In a story stunning Toronto yesterday and spreading beyond Canada into news media around the globe, Toronto Police Chief Bill Blair admitted that a video showing Toronto Mayor Rob Ford smoking what appears to be a crack pipe had been recovered. The video, never been seen by the public, has been the subject of a great deal of speculation since some photos from it were reported in the press earlier in the year. Mayor Ford received a torrent of allegations about its supposed contents and flatly denied it even existed. A bombshell of sorts yesterday when the Police Chief exclaimed that evidence seized in a series of police raids included electronic devices and computer hard drives that after months of investigation contained the video in question. According to Blair, the footage is “consistent with what has been described in the media,” but he will not further describe what depictions are within. So how did the police department get the deleted data of the mysterious video files from the hard drives?
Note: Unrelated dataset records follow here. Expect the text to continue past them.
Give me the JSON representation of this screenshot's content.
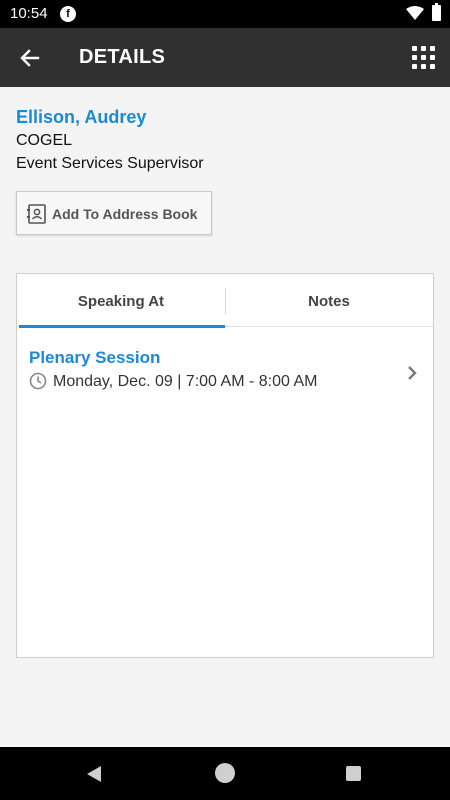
{
  "status_bar": {
    "time": "10:54"
  },
  "app_bar": {
    "title": "DETAILS"
  },
  "person": {
    "name": "Ellison, Audrey",
    "organization": "COGEL",
    "job_title": "Event Services Supervisor"
  },
  "actions": {
    "add_to_address_book": "Add To Address Book"
  },
  "tabs": [
    {
      "label": "Speaking At",
      "selected": true
    },
    {
      "label": "Notes",
      "selected": false
    }
  ],
  "sessions": [
    {
      "title": "Plenary Session",
      "time": "Monday, Dec. 09 | 7:00 AM - 8:00 AM"
    }
  ],
  "colors": {
    "accent": "#1a8ad6",
    "app_bar": "#303030"
  }
}
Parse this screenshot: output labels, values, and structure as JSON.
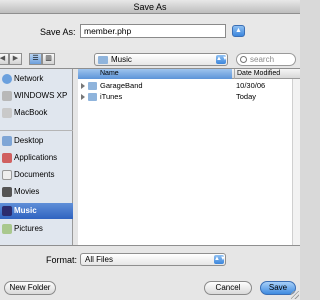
{
  "window": {
    "title": "Save As"
  },
  "save_as": {
    "label": "Save As:",
    "value": "member.php"
  },
  "toolbar": {
    "back_icon": "arrow-left",
    "forward_icon": "arrow-right",
    "list_view_icon": "list",
    "column_view_icon": "columns",
    "location": "Music",
    "search_placeholder": "search"
  },
  "sidebar": {
    "items": [
      {
        "label": "Network",
        "icon": "globe-icon"
      },
      {
        "label": "WINDOWS XP",
        "icon": "drive-icon"
      },
      {
        "label": "MacBook",
        "icon": "drive-icon"
      },
      {
        "label": "Desktop",
        "icon": "desktop-icon"
      },
      {
        "label": "Applications",
        "icon": "applications-icon"
      },
      {
        "label": "Documents",
        "icon": "documents-icon"
      },
      {
        "label": "Movies",
        "icon": "movies-icon"
      },
      {
        "label": "Music",
        "icon": "music-icon",
        "selected": true
      },
      {
        "label": "Pictures",
        "icon": "pictures-icon"
      }
    ]
  },
  "file_list": {
    "columns": {
      "name": "Name",
      "date": "Date Modified"
    },
    "rows": [
      {
        "name": "GarageBand",
        "date": "10/30/06"
      },
      {
        "name": "iTunes",
        "date": "Today"
      }
    ]
  },
  "format": {
    "label": "Format:",
    "value": "All Files"
  },
  "buttons": {
    "new_folder": "New Folder",
    "cancel": "Cancel",
    "save": "Save"
  },
  "colors": {
    "accent": "#3c86dc",
    "selection": "#2f63c0"
  }
}
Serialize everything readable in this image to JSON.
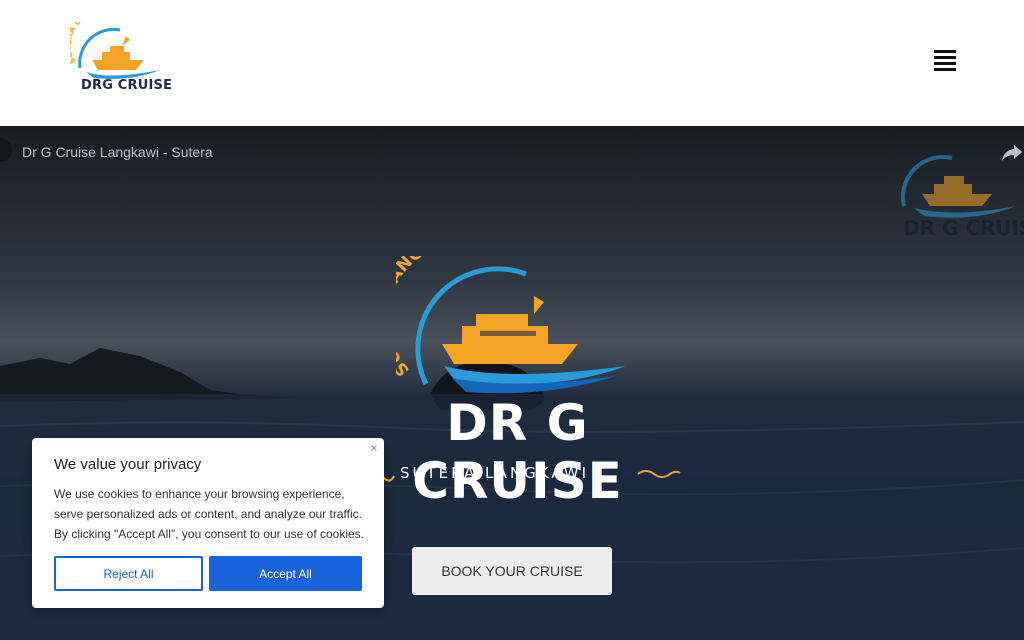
{
  "header": {
    "logo_text": "DRG CRUISE",
    "logo_arc_text": "SUTERA LANGKAWI"
  },
  "hero": {
    "video_title": "Dr G Cruise Langkawi - Sutera",
    "corner_logo_text": "DR G CRUISE",
    "brand_arc_text": "SUTERA LANGKAWI",
    "brand_name": "DR G CRUISE",
    "brand_sub": "SUTERA LANGKAWI",
    "book_button": "BOOK YOUR CRUISE"
  },
  "cookie": {
    "title": "We value your privacy",
    "text": "We use cookies to enhance your browsing experience, serve personalized ads or content, and analyze our traffic. By clicking \"Accept All\", you consent to our use of cookies.",
    "reject_label": "Reject All",
    "accept_label": "Accept All",
    "close_glyph": "×"
  },
  "colors": {
    "accent_blue": "#1863dc",
    "brand_orange": "#f5a425",
    "brand_wave_blue": "#2a9bd8"
  }
}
So how did the police department get the deleted data of the mysterious video files from the hard drives? Over the past 20 years data recovery methods for deleted information have improved dramatically. There is better training available to forensic staff and better software tools to be used in data recovery processes. In fact, 20 years ago IT forensics and forensic investigators did not even exist.

Deleting files from a computer is an action which primarily removes a file entry from the computer’s master file table (MFT). However, the physical disk space where a file is actually located is simply allocated as free space and made available to be written to. Until the point when new data is written to these physical data blocks, the original data file – such as the video file retrieved by Police – is still available. If you were to think of a hard drive as a book, the table of contents referencing a chapter is no longer available to the reader, but that chapter’s actual words are written on the pages still.
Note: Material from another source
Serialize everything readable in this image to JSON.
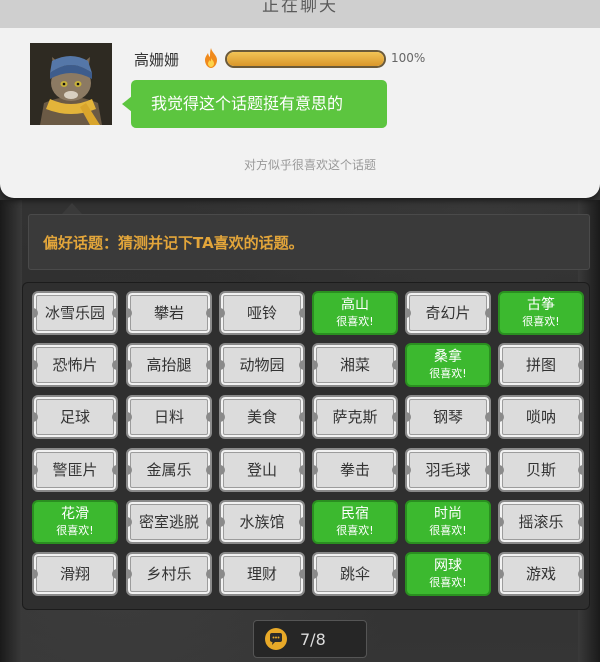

In a delicate case such as the one with Toronto’s current mayor, Toronto Police Services would have extracted the suspect hard drive from a computer they seized and forensic investigators secured a bit-by-bit image copy of the hard drive in order to maintain the original source unit in pristine shape.

Software tools developed by data recovery companies over the past many years have allowed for a more automated and accountable process of the retrieval of information. Instead of the archaic method of trying to locate a certain file type and following its internal file mapping entries to various physical portions of a hard disk drive by hand, software tools now empower trained investigators to search for multiple files and file types, while instructing the CPU to do the exhaustive searching throughout large disk spaces. This cuts down the time required for investigations and maintains an impeccable chain of custody.
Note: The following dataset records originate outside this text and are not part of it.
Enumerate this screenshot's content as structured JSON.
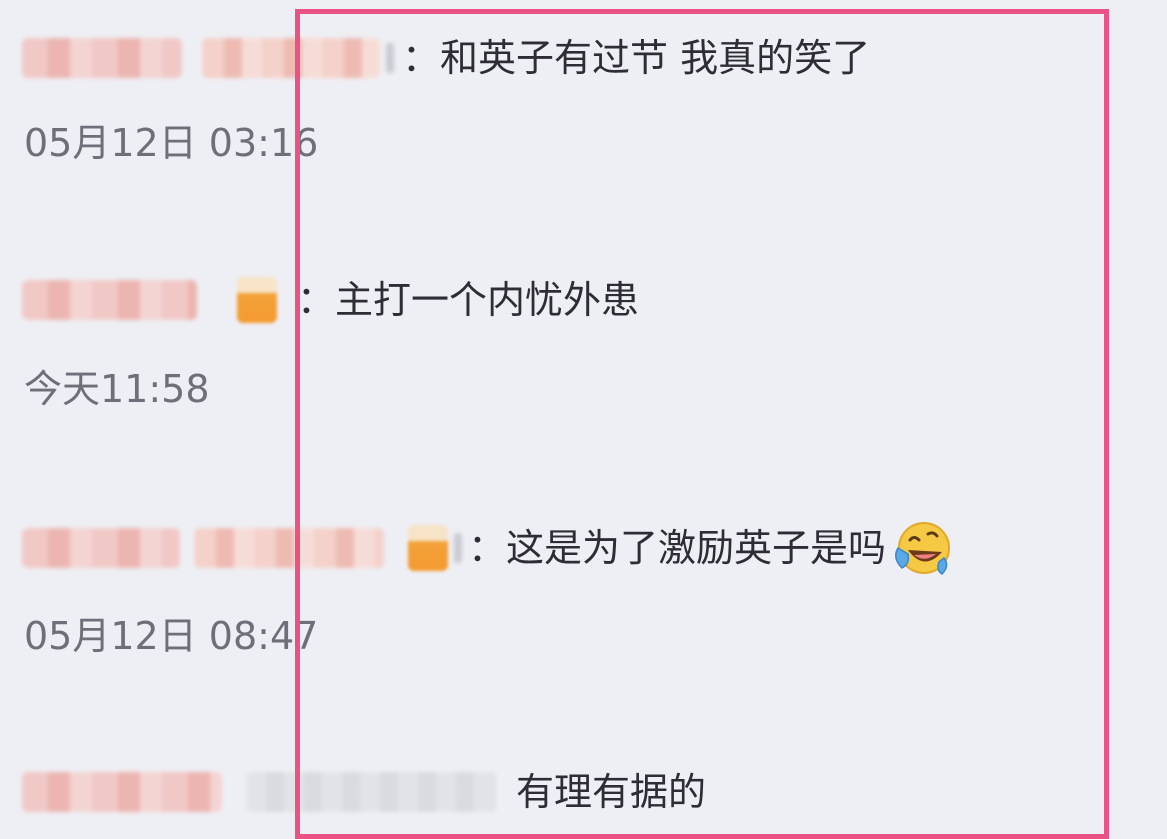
{
  "comments": [
    {
      "text": "：和英子有过节 我真的笑了",
      "time": "05月12日 03:16"
    },
    {
      "text": "：主打一个内忧外患",
      "time": "今天11:58"
    },
    {
      "text": "：这是为了激励英子是吗",
      "time": "05月12日 08:47",
      "emoji": "laughing-crying-emoji"
    },
    {
      "text": "有理有据的",
      "time": ""
    }
  ],
  "colors": {
    "highlight_border": "#ea5285",
    "background": "#eeeff4"
  }
}
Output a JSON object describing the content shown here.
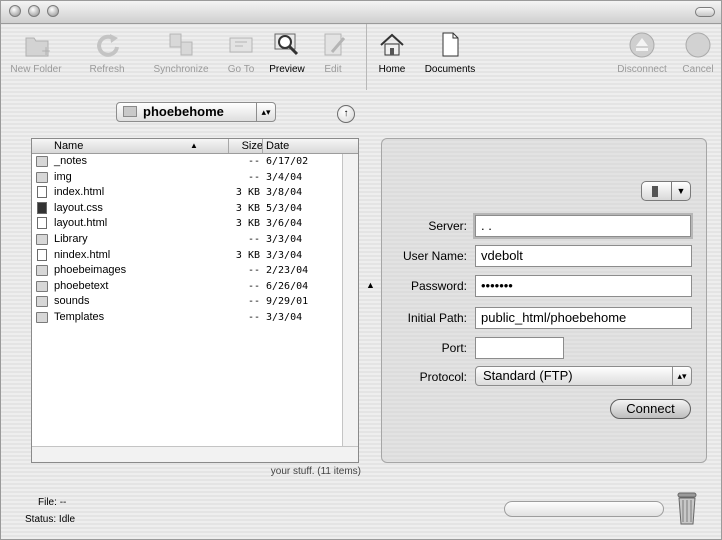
{
  "toolbar": {
    "new_folder": "New Folder",
    "refresh": "Refresh",
    "synchronize": "Synchronize",
    "go_to": "Go To",
    "preview": "Preview",
    "edit": "Edit",
    "home": "Home",
    "documents": "Documents",
    "disconnect": "Disconnect",
    "cancel": "Cancel"
  },
  "local": {
    "folder_popup": "phoebehome",
    "columns": {
      "name": "Name",
      "size": "Size",
      "date": "Date"
    },
    "files": [
      {
        "name": "_notes",
        "size": "--",
        "date": "6/17/02",
        "icon": "folder-icon"
      },
      {
        "name": "img",
        "size": "--",
        "date": "3/4/04",
        "icon": "folder-icon"
      },
      {
        "name": "index.html",
        "size": "3 KB",
        "date": "3/8/04",
        "icon": "html-file-icon"
      },
      {
        "name": "layout.css",
        "size": "3 KB",
        "date": "5/3/04",
        "icon": "css-file-icon"
      },
      {
        "name": "layout.html",
        "size": "3 KB",
        "date": "3/6/04",
        "icon": "html-file-icon"
      },
      {
        "name": "Library",
        "size": "--",
        "date": "3/3/04",
        "icon": "folder-icon"
      },
      {
        "name": "nindex.html",
        "size": "3 KB",
        "date": "3/3/04",
        "icon": "html-file-icon"
      },
      {
        "name": "phoebeimages",
        "size": "--",
        "date": "2/23/04",
        "icon": "folder-icon"
      },
      {
        "name": "phoebetext",
        "size": "--",
        "date": "6/26/04",
        "icon": "folder-icon"
      },
      {
        "name": "sounds",
        "size": "--",
        "date": "9/29/01",
        "icon": "folder-icon"
      },
      {
        "name": "Templates",
        "size": "--",
        "date": "3/3/04",
        "icon": "folder-icon"
      }
    ],
    "summary": "your stuff. (11 items)"
  },
  "status": {
    "file_label": "File:",
    "file_value": "--",
    "status_label": "Status:",
    "status_value": "Idle"
  },
  "connection": {
    "server_label": "Server:",
    "server_value": "  .    .",
    "username_label": "User Name:",
    "username_value": "vdebolt",
    "password_label": "Password:",
    "password_value": "•••••••",
    "initial_path_label": "Initial Path:",
    "initial_path_value": "public_html/phoebehome",
    "port_label": "Port:",
    "port_value": "",
    "protocol_label": "Protocol:",
    "protocol_value": "Standard (FTP)",
    "connect_button": "Connect"
  }
}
Various forensic and data recovery tools are used by police investigators in an attempt to locate any files which are not currently indexed by the hard drive. Data recovery software like CBL Pro-V or professional investigative software products like EnCase by Guidance Software allow for forensically sound data collection, data recovery and investigation procedures and one which is repeatable and defensible should a sensitive case go to court.

In the end, Toronto Police Investigators would have recovered and saved the now infamous video file, along with other available deleted items from the same computer; dates and times of the file deletion; and which user was logged in at the time of deletion. This information, combined with traditional Police investigative procedures of placing people at a scene can create a plausible and defensible account of who, when, where, why and how the video files was stored, saved, deleted and ultimately recovered.